(Ilustración: Giovanni Tazza)
(Ilustración: Giovanni Tazza)
Natalia Majluf

Primero, el Perú es uno de los países con menor gasto per cápita en cultura en la región. Invierte apenas US$0,75 por persona al año frente a US$11,3 en México, US$3,7 en Argentina y US$2,55 en Colombia.

Segundo, el presupuesto actual del Ministerio de Cultura no alcanza el 0,35% del PBI. Y en términos relativos, esa asignación presupuestal ha venido cayendo en los últimos años.

Tercero, salvo por un muy pequeño fondo para el cine, no existen otros fondos concursables de apoyo a la conservación, investigación y creación contemporánea en el país.

Podríamos seguir con indicadores que señalen lo poco que se invierte –en términos absolutos y relativos– en cultura.
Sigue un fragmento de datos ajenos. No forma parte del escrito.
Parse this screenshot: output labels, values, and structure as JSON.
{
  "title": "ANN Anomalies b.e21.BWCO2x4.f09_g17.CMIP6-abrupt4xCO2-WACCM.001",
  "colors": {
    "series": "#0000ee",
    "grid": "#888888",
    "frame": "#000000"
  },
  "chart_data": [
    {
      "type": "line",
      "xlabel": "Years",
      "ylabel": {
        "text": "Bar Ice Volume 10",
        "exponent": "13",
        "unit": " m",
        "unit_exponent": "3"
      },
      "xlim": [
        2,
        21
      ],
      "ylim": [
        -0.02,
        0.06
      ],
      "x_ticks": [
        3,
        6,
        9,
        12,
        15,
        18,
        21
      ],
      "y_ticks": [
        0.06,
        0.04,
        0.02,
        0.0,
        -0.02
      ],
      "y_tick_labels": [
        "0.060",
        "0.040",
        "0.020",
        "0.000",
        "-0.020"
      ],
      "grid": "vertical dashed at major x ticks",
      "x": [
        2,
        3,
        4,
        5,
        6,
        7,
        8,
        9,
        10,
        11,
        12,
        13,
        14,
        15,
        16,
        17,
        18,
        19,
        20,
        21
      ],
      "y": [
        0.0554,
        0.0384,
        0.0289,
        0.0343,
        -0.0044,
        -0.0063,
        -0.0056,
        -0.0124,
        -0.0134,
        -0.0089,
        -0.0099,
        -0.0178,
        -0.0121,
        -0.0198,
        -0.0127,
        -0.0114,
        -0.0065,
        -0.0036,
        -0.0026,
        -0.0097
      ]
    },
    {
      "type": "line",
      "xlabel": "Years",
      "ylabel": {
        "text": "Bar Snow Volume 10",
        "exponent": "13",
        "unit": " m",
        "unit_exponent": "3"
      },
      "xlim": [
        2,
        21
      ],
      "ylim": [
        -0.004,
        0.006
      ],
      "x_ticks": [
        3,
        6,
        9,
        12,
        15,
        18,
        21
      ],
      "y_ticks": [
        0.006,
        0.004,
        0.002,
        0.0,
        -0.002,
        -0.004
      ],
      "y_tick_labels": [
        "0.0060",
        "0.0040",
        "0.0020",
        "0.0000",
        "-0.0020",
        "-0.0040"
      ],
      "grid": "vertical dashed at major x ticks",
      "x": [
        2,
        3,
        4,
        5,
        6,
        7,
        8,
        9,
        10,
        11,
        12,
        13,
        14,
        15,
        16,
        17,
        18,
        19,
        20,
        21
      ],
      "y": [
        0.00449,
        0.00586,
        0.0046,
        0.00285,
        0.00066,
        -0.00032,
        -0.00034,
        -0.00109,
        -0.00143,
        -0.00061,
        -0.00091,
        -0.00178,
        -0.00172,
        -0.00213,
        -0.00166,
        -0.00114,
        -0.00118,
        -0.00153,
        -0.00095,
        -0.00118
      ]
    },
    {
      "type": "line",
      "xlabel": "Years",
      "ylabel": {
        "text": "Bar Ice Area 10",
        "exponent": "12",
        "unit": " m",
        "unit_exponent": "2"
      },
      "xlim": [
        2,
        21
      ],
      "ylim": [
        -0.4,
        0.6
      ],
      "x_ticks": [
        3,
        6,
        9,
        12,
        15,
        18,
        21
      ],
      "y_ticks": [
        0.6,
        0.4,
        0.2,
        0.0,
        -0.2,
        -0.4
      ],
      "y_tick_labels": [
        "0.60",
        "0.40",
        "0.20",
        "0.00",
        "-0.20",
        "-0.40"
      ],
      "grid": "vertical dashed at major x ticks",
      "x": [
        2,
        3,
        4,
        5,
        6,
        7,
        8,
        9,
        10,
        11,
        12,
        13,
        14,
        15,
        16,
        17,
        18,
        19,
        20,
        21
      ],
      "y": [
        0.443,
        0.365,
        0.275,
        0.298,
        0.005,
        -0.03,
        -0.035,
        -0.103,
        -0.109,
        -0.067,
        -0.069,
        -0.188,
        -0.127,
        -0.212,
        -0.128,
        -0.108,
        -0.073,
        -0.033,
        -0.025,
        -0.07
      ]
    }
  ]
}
El resultado de este descuido ya casi bicentenario está a la vista: una clara negligencia que tiene efectos directos en el atraso general del sector, en las limitaciones al acceso a productos culturales y en la irreparable destrucción del patrimonio.

Ante esta perspectiva, el actual Gobierno prometió elevar el presupuesto del sector Cultura al 1% del PBI. Hasta donde tengo noticia, nadie discutió esa meta, que fue recibida con aplausos por todos los sectores.

Resulta desconcertante, entonces, que cuando el Gobierno da un primer paso para elevar el presupuesto del sector a través de la Ley de la Cinematografía y el Audiovisual Peruano, salten las protestas en editoriales y columnas de opinión. La ley no solo aumenta el fondo de estímulo al cine sino también crea apoyos para la promoción y conservación de archivos fílmicos y audiovisuales. Busca también promover, entre otros, las artes visuales y escénicas.

Lo lógico sería que el mecanismo de los fondos concursables se extienda incluso más. Y que pueda abarcar proyectos de investigación, conservación y promoción del patrimonio material e inmaterial.

Los argumentos que ahora se esgrimen en contra de la ley del cine repiten viejos mantras: que la cultura es un lujo, que hay otras prioridades, que somos un país pobre y que solo en algún futuro siempre diferido nos mereceremos una mejor calidad de vida. Nunca he escuchado argumentos similares para limitar el gasto en ningún otro sector.

¿Por qué se esgrimen en contra de la inversión en cultura? Pues porque se considera que la cultura es prescindible y secundaria, que nada aporta al desarrollo del país. El solo hecho de tener que explicar que no es así, que las cifras claramente señalan el campo cultural como un sector productivo que trae enormes beneficios y que tiene un impacto gravitante en diversas esferas como el turismo, la educación y la seguridad demuestra que algo anda profundamente mal.

Otros han argumentado que otorgar subsidios y ayudas a la creación es una práctica perniciosa que quiebra las sagradas leyes del mercado. De más está decir que con esa lógica tendríamos que cerrar el Concytec mañana mismo.

Más bien, los críticos deberían sustentar las razones por las cuales el Perú tendría que ser la excepción a una fórmula de financiamiento que se aplica en todo el mundo. Incluso Estados Unidos, el país que lidera la defensa de la economía de mercado, mantiene fondos nacionales de apoyo a las artes y las humanidades, así como una extensa red de fundaciones privadas (financiadas con recursos del Estado a través de incentivos tributarios). Y su potente industria cinematográfica se desarrolla sobre la base de subsidios otorgados a través de exoneraciones tributarias.

Es evidente que la actividad cultural no está al margen de la vida económica. Pero tendría que ser igual de claro que el campo cultural debe ser un espacio de excepción. ¿Cómo serían acaso nuestras vidas si absolutamente todo se dejara al mercado? Probablemente nuestro mundo se parecería cada vez más a un inmenso centro comercial. Los fondos concursables son una herramienta clave para asegurar espacios libres de creación e investigación, una forma de riqueza que ciertamente nos merecemos.

Hay mucho más en juego en este debate de lo que podríamos pensar. Quizás el futuro mismo del Ministerio de Cultura dependa de nuestra capacidad de superar esos viejos prejuicios que, al parecer, todavía nos atan al pasado, a la idea de un país sin posibilidades concretas de poder ofrecer a sus ciudadanos una vida mejor.